Venice, like many other cities, is full of traditional dishes that are always proposed during the Christmas period. From aperitif to dessert, this island offers the possibility to recall ancient flavors that usually the rest of the year are forgotten. They are in fact recipes like: the caramei col stecco, the stewed eel and the cialdone that determine the arrival of the parties.

To get you into the right mood I ask to imagine yourself in a narrow street and to pass under a low door, it will be your access to enter in a typical Venetian house with small spaces. The first thing you will see is an old lady cooking and immediately you will smell the food she has on the stove.

This is exactly one of the feelings I love most about Christmas, women cooking for hours in a deserted house but they know it will be full with hungry relatives and children.

But what are the typical recipes to cook during this period? And how far is their story?

Italians to conquer baccalà

It is 1432 when Pietro Querini due to a storm lands on the island of Rost in Norway, beyond the Arctic Circle, notes that the locals feed on a fish unknown to him, the stockfish. Fascinated immediately by this marine creature, good to be consumed both fresh and salty, decides to bring with it a load on his return to Venice.

It will be the Venetians who change the name of this fish in baccalà, from the latin baculus (stick), probably due to its characteristic of being hard as a wood.

Become a main ingredient for the Venetian culinary culture, baccalà, is proposed during the period of festivals in different guises, considered a lean dish we can find throughout the year as a main ingredient in cicchetti.

To when bigoli in sauce?

Another classic of Venetian and Veneto cuisine are bigoli in sauce, pasta similar to big spaghetti, long and drawn from the rough and porous surface, accompanied by a tasty and simple condiment made of: finely chopped onions, anchovies and olive oil.

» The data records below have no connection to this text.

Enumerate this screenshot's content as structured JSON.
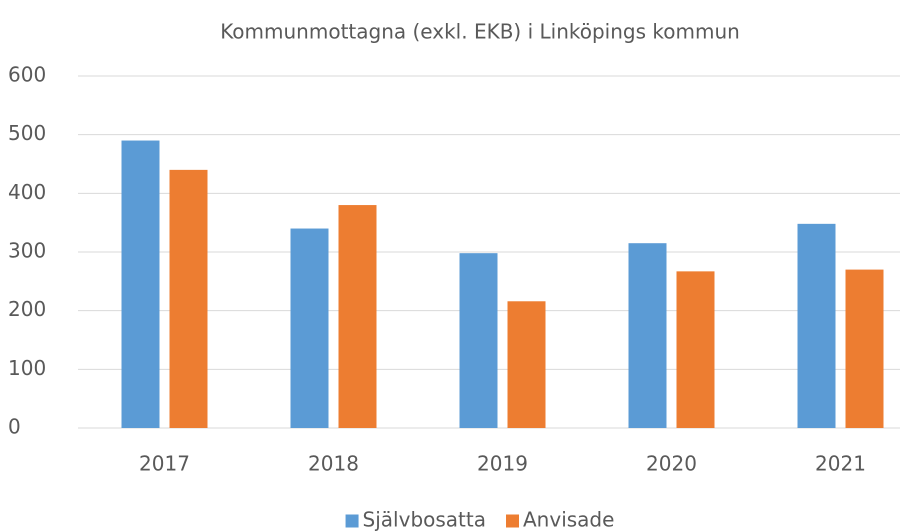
{
  "chart_data": {
    "type": "bar",
    "title": "Kommunmottagna (exkl. EKB) i Linköpings kommun",
    "categories": [
      "2017",
      "2018",
      "2019",
      "2020",
      "2021"
    ],
    "series": [
      {
        "name": "Självbosatta",
        "color": "#5b9bd5",
        "values": [
          490,
          340,
          298,
          315,
          348
        ]
      },
      {
        "name": "Anvisade",
        "color": "#ed7d31",
        "values": [
          440,
          380,
          216,
          267,
          270
        ]
      }
    ],
    "ylim": [
      0,
      600
    ],
    "yticks": [
      0,
      100,
      200,
      300,
      400,
      500,
      600
    ],
    "grid": true,
    "legend": "bottom"
  }
}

For ages this dish is a symbol of fasting and purification, in fact it is customary to prepare it in the days of abstinence from meat such as: Christmas Eve, Good Friday and Ash Wednesday. But thanks to the explosion of flavors that gives this dish, the bigoli in sauce have become the culinary symbol of Festa del Redentore.

Sweets from tradition

There are many traditional Venetian desserts, but the inevitable during the holiday season are certainly them:

  • Bussolai buranei that are sweet desserts rich in eggs and butter typical of the island of Burano, prepared at home and cooked by bakers, we find them in the beliefs of the houses and served if necessary in case of guests. Their particular name derives from the term 'busa' which in Venetian dialect means hole add the word 'buranei' to indicate its origin;
  • The Venetian zaeti or zaleti are friable and chibby biscuits with a lozenge shape made of raisins and corn flour. It is precisely this last ingredient that owe their name, because it gives to the dough an unmistakable intense yellow color. Born around 1600 between Belluno and the Friuli provinces of Udine and Pordenone, these sweets were very successful when they were brought together with other goods in Venice as a product to be sold.

Traditionally, even today in Venice, a 'way' meal isn’t closed without having served to the guests: bussolai buranei and zaleti with passito wines, liqueurs or mascarpone cream.

In this article I wanted to introduce and tell you the story of just a few typical’s Venetian recipes but there are many others for example: the panettone’s sandwiches, pasta and fasoi and bigoli with duck sauce.